それでも例年と少し何かが違ってきている。
これまで宿泊される方たちの多くは常連の方たちで、年齢は上がる一方だったのだけれど、この夏は新しい方たちが現れ始め、その年齢が若返ってきているのだ。
不思議に思いどのようにしてここを知って貰ったか伺うと、全ての方が「ゲストハウス」の検索からだった。

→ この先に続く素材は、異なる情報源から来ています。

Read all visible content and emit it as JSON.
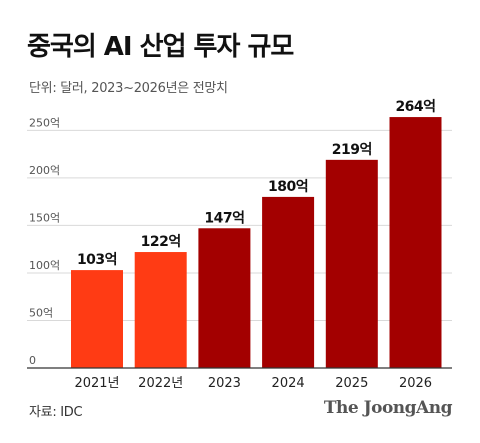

「ユースホステル」や「とほ宿」も知らない方ばかりで、その事に私たちは返って驚いてしまった。
時代が変化しているのである。

 夕食の準備が年齢と共に少々負担に感じられるようになっていた頃、その夕食がなしという「ゲストハウス」や「B&B]の出現に心引かれた。
外国を旅される若者が増え、夕食なしの宿の形態である「ゲストハウス」に慣れてきた人達が、帰国後日本を旅するに当たっても気楽なその形を求め、すんなりと受け入れられていったようだ。
当舎も「とほ宿」や「フリーの宿」から抜け、しばらくしていた頃でもある。

 日本的な感情では旅館や一般的に民宿と言われていた宿に夕食が付くのは当時当たり前であり、そこから夕食をなしにする、と決めることはちょっとした勇気が要った。
しかしこれからの時代にも即しているのではないかと2人でよくよく話し合った末、「民宿」と言われていた宿のくくりを「ゲストハウス」として再出発させることにし、それから4年ほどたったところだった。
ただし都会や賑やかな観光地と違い、周囲に食べる所も選べない山の中なので、簡単な夕食セットなら用意させて貰おうと当舎なりのやり方を考えた。けれど「ゲストハウス」としての知名度は思うようにはすぐには出なかった。
それがここ2~3年で「ユースホステル」や「民宿」、「旅館」などからも「ゲストハウス」を名乗る所が続出し、国内でも一気に続々と増え始めてきた。
今年に入って全国の「ゲストハウス」に関する本が急に多く出版されるようになってきた。
当舎にも数件の出版社からアンケートの依頼が届き2冊ほど掲載されることになり、それらがこの7月から一斉に発売され始めた。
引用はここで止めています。